In the first case you are negating the int 2147483648, which has
already overflowed and caused un/implementation defined behaviour.
In the second, you are negating the unsigned int 0x80000000, which
follows the rules for unsigned ints, and does not overflow.

--
Chuck F (cbfalconer at maineline dot net)
Available for consulting/temporary embedded and systems.
<http://cbfalconer.home.att.net>

Dik T. Winter said:

<snip>

> There are no negative constants in C.

"No" is a counter-example.

--
Richard Heathfield
"Usenet is a strange place" - dmr 29/7/1999
http://www.cpax.org.uk
email: rjh at the above domain, - www.

On 28 Feb, 13:20, Chris Dollin <chris.dol...@hp.com> wrote:
> bytebro wrote:
> > On 28 Feb, 12:34, pete <pfil...@mindspring.com> wrote:
>
> >> If INT_MAX equals 2147483647,
> >> the the type of 2147483648 can't be type int, can it?
>
> > Erm... it doesn't say "2147483648", it says "-2147483648", which is
> > exactly equal to INT_MIN, and is therefore a valid int value.
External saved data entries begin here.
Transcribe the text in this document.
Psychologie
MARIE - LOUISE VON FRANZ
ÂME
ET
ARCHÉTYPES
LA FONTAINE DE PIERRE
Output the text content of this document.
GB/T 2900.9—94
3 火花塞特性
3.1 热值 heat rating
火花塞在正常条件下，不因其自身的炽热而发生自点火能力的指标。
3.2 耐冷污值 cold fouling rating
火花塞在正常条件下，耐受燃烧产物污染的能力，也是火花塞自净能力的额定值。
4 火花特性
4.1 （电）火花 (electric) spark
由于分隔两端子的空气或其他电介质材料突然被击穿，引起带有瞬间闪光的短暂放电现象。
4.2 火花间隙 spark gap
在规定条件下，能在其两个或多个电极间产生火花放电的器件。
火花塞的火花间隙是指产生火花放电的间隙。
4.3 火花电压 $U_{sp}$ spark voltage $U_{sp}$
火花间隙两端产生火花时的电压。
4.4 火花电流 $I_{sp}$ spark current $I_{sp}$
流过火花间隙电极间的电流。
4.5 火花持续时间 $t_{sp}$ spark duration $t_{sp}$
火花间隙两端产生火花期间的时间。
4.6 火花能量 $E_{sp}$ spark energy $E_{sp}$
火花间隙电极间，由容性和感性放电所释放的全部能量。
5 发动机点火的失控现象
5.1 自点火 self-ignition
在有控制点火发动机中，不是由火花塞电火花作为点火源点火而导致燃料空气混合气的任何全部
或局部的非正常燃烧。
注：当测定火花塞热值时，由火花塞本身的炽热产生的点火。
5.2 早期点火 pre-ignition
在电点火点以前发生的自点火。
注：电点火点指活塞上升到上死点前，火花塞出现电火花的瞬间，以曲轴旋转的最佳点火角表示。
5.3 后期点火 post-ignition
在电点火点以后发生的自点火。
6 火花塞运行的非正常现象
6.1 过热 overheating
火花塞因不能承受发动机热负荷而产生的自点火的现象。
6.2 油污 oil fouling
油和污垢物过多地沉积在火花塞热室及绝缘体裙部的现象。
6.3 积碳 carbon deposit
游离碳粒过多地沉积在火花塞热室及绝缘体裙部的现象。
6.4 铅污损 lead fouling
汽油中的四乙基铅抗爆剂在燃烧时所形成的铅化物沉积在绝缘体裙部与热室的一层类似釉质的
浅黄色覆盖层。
The
> > warning is therefore misleading, no?
>
> No.
>
> `-2147483648` isn't a literal constant. It's an expression, the
> negation of `2147483648`.

Wow. I've been mucking around with C for about 20 years now, and
that's the first time I've come across that!

The thing is, in the OP's code lines 7 and 8, it says:

7 int y = -2147483648;
8 int x = INT_MIN;

which are _completely_ equivalent (INT_MIN is _defined_ as
-214748364, and yet line 7 generates the warning:

/tmp/x.c:7: warning: this decimal constant is unsigned only in ISO
C90

on his system, and the warning:

x.c:7: warning: decimal constant is so large that it is unsigned

on my system, but line 8 generates no warning at all for either of us.